Cost of repair estimates form the basis for plaintiff’s settlement demands and damages presented at trial. In turn, cost of repair estimates prepared by the defense for general contractor/developers and subcontractors form the basis for their settlement offers and defenses to plaintiff’s damages at trial. This course is focused on how to value a construction defect claim based on plaintiff and defense cost of repair estimates and the coverage defenses that may be available based on what is contained in the cost of repair estimates. The instructors will discuss key items in the plaintiff’s estimate, how defense counsel evaluates the damage and liability exposure depending on who their insured/client is, what an adjuster needs to know in order to set proper reserves, how to determine what portions of the damages are potentially covered and a settlement value range. Key cases across the country as well as an in depth discussion of the contents of typical cost of repair estimates will be discussed with a focus on the cost of repair estimates utilized in Level 3 courses.
This course will provide an overview of various types of risk transfer. The course will focus on contractual indemnity and to a lesser extent on additional insured issues. This course will discuss the primary types of indemnity agreements and will examine several real agreements to illustrate the differences. We will discuss what constitutes proper tender under an indemnity agreement and how to properly respond to requests for defense and indemnity by a third party. We will examine what rights and responsibilities pertain to each party in securing indemnity. We will also discuss the potential effects on available coverage under insurance policies as a result of in-place indemnity agreements.
This course will focus on providing each claims adjuster and attorney with the tools required to effectively analyze insurance carrier duties to defend and indemnify insureds against construction defect losses in a variety of jurisdictions. We will take a nationwide look at how various courts have interpreted the terms "occurrence" and "property damage" in relation to the duties to defend suits and to indemnify insureds against damages in construction defect law suits. The course will specifically address the differing decisions of courts addressing similar facts and the rationale leading to those decisions. We will also address situations in which state legislatures have taken it upon themselves to create statutory definitions of these terms in answer to controversial decisions by state courts.
This course will explore the term "trigger of coverage" as that term is used within construction defect circles, including the reasons for the creation and application of the most common triggers, the types of triggers applied in connection with construction defect cases and methods of allocation. This course will also address national trends as well as case law and/or applicable statutes that pertain to trigger and allocation in those states where most of the construction defect claims are made. Finally, this course will identify those jurisdictions in which the law on trigger and/or allocation is either unsettled or deviates from the law in other jurisdictions in such a way that impacts the handling of construction defect claims in those jurisdictions.
This course will explore the numerous policy exclusions commonly referred to as the “Business Risk Exclusions” or the “Work Product Exclusions.” The course will contrast these exclusions with the application of various related conditions including “property damage” and “occurrence” and will focus on how courts have applied them. We will discuss each exclusion and its intent as well as the relation of each exclusion to the types of claims seen most often in the construction defect context.

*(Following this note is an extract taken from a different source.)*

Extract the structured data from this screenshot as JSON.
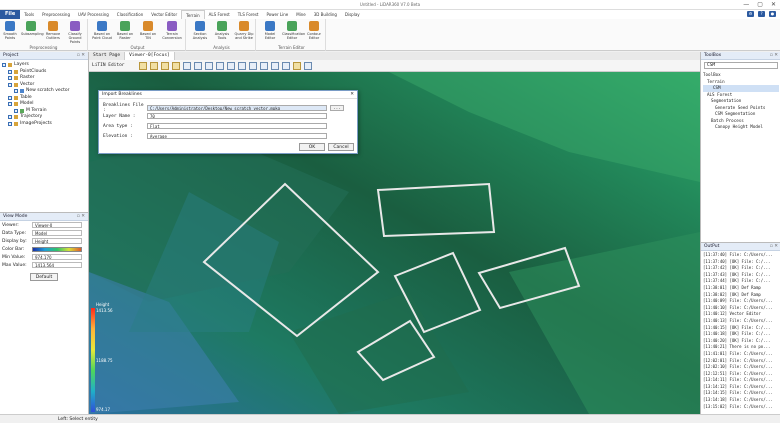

This seminar will provide a multijurisdictional review of consent judgments and bad faith set up cases against insurance companies in such a way that insurance representatives, risk managers, and legal professionals will be able to identify the warning signs and typical triggers for consent judgments. Students will learn that in certain jurisdictions providing a defense subject to a reservation of rights letter does not foreclose the possibility of a bad faith action and can actually serve as a trigger. The students will learn about the potential impact that consent judgments can have on claims handling and how consent judgments can be managed.

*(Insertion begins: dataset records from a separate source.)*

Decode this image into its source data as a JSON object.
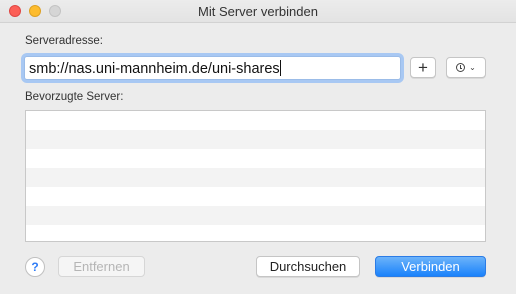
{
  "window": {
    "title": "Mit Server verbinden"
  },
  "server_address": {
    "label": "Serveradresse:",
    "value": "smb://nas.uni-mannheim.de/uni-shares"
  },
  "toolbar": {
    "add_label": "+",
    "recent_icon": "clock-icon",
    "recent_chevron": "⌄"
  },
  "favorites": {
    "label": "Bevorzugte Server:",
    "rows": [
      "",
      "",
      "",
      "",
      "",
      "",
      ""
    ]
  },
  "buttons": {
    "help_label": "?",
    "remove_label": "Entfernen",
    "browse_label": "Durchsuchen",
    "connect_label": "Verbinden"
  },
  "colors": {
    "accent": "#1a82fb",
    "focus_ring": "#a8c8f3",
    "close": "#fc5f57",
    "minimize": "#fdbc2e",
    "zoom_disabled": "#d5d5d5"
  }
}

This course will provide a general overview of why the insurer may need to split the file from the named insured, additional insured and/or coverage file. We will be discussing construction contracts as they relate to additional insured obligations and introduce students to common policy provisions. The course will cover obligations of additional insured coverages generally flowing from parties in construction project including owners, design professionals, general contractors, and subcontractors. The course will cover standard additional insured provisions and coverages to be included in most contracts, but particular emphases will be on the most commonly litigated provisions regarding additional insured issues and the need for splitting of files. The course will cover handling in the event of issues which may arise where coverage for the named insured may be effected by information which comes to light during the course of handling.
This course will provide an overview of alternative dispute resolution (ADR) types that are available. The course will cover when, why, and how the various ADR types are used. The course will explore how ADR is and can be used in construction disputes and will provide students with insight as to which ADR method is appropriate for a given situation. This course will instruct on effective implementation of ADR. When the course is complete students will have a solid working knowledge of ADR types and will be able to articulate when and why a particular type of ADR makes sense to use and how to achieve optimal resolution of a dispute.